Information Sources and Search Strategy
An iterative approach was adopted to develop the search strategy in collaboration with a librarian. Another librarian was invited to review the search strategy using the Peer Review of Electronic Search Strategies (PRESS) checklist.36 Firstly, a preliminary search was conducted on the librarian-recommended database (PubMed), and the results were briefly analyzed to assess the effectiveness of the search strategy. Subsequently, the first author (Y.Z.) conducted searches across three librarian-recommended databases - PubMed, Web of Science, and OVID (Embase, Cochrane Library, JBI) - to identify relevant topics in the title and abstract fields. The search strategies employed across all databases are presented in Additional file 1 of this scope review.
Screening and Selection Process
The search and selection process was conducted by the first author (Y.Z)., with consultation from the second author (Z.X.) throughout the review. Firstly, all the search results in the database were imported into the literature management software, NoteExpress (http://www.inoteexpress.com/), and the duplicate search results were automatically identified and deleted.
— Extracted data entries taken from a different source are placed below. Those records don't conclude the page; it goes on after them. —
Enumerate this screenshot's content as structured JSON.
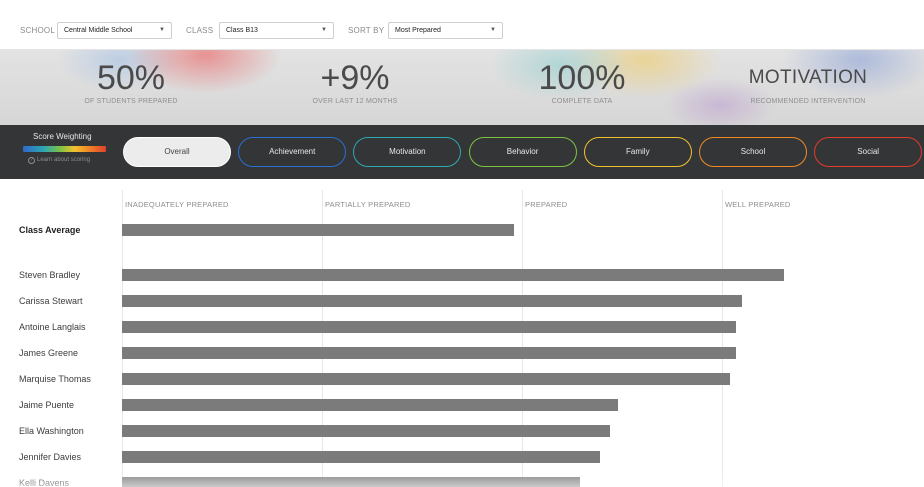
{
  "filters": {
    "school_label": "SCHOOL",
    "school_value": "Central Middle School",
    "class_label": "CLASS",
    "class_value": "Class B13",
    "sort_label": "SORT BY",
    "sort_value": "Most Prepared",
    "caret": "▼"
  },
  "stats": [
    {
      "value": "50%",
      "label": "OF STUDENTS PREPARED"
    },
    {
      "value": "+9%",
      "label": "OVER LAST 12 MONTHS"
    },
    {
      "value": "100%",
      "label": "COMPLETE DATA"
    },
    {
      "value": "MOTIVATION",
      "label": "RECOMMENDED INTERVENTION"
    }
  ],
  "weighting": {
    "title": "Score Weighting",
    "link": "Learn about scoring",
    "link_icon": "?"
  },
  "tabs": [
    {
      "label": "Overall",
      "color": "#ffffff",
      "active": true
    },
    {
      "label": "Achievement",
      "color": "#2c6fd0",
      "active": false
    },
    {
      "label": "Motivation",
      "color": "#2ea9b0",
      "active": false
    },
    {
      "label": "Behavior",
      "color": "#7ec242",
      "active": false
    },
    {
      "label": "Family",
      "color": "#f2c12e",
      "active": false
    },
    {
      "label": "School",
      "color": "#f08a24",
      "active": false
    },
    {
      "label": "Social",
      "color": "#e23c2b",
      "active": false
    }
  ],
  "chart_data": {
    "type": "bar",
    "orientation": "horizontal",
    "bands": [
      "INADEQUATELY PREPARED",
      "PARTIALLY PREPARED",
      "PREPARED",
      "WELL PREPARED"
    ],
    "xlim": [
      0,
      4
    ],
    "class_average": {
      "label": "Class Average",
      "value": 1.96
    },
    "students": [
      {
        "name": "Steven Bradley",
        "value": 3.31
      },
      {
        "name": "Carissa Stewart",
        "value": 3.1
      },
      {
        "name": "Antoine Langlais",
        "value": 3.07
      },
      {
        "name": "James Greene",
        "value": 3.07
      },
      {
        "name": "Marquise Thomas",
        "value": 3.04
      },
      {
        "name": "Jaime Puente",
        "value": 2.48
      },
      {
        "name": "Ella Washington",
        "value": 2.44
      },
      {
        "name": "Jennifer Davies",
        "value": 2.39
      },
      {
        "name": "Kelli Davens",
        "value": 2.29
      }
    ],
    "bar_color": "#7b7b7b"
  }
}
In addition, all remaining results were screened by the first author (Y.Z.) by title and abstract according to pre-determined inclusion criteria, in consultation with the second author (Z.X). The search results identified as “probable” were discussed between the two authors. In case of disagreement, the third and fourth authors (H.H. and L.S.) were invited to discuss until consensus was reached. Finally, the preliminarily selected literature was reviewed by reviewing the full text to determine the final studies to be included. In this process, in order to ensure the consistency among reviewers, we randomly selected 25 search results, and the reviewers screened them according to the established criteria. When the consistency reached 75%, the formal literature screening began.
Data Coding and Charting
A data extraction table was collaboratively developed by two authors (Y.Z. and Z.X.) to determine the variables for extraction. Each author created a data chart, discussed the results, and iteratively updated the data chart format. In cases of disagreement during the production of the data chart, the third and fourth authors (H.H. and L.S.) were invited to discuss and decide on the final content. We used Microsoft Excel to construct evidence summary tables covering the following data elements: title, author, years, objective, design, study population, nudge strategy, nudge medium, and statistically positive results. An identified challenge in considering the System 1 and System 2 categories is their failure to capture whether the intervention is present at the time of the decision. To address this limitation, based on the classification method proposed by Sant’Anna et al37 and Wolf et al,38 we drew two independent dimensions and four quadrants for more accurate classification as defined by System 1 and System 2 (Figure 1). Synchronous vs Asynchronous: An intervention strategy is synchronous if its delivery is consistent with the decision or behavior it is intended to influence, while an asynchronous strategy can be executed at any time. Active vs Passive: An active strategy cannot be completed without the action of the target patient, while a passive strategy requires no action. These four quadrants are practical in describing how and when HBCR patients receive nudge interventions.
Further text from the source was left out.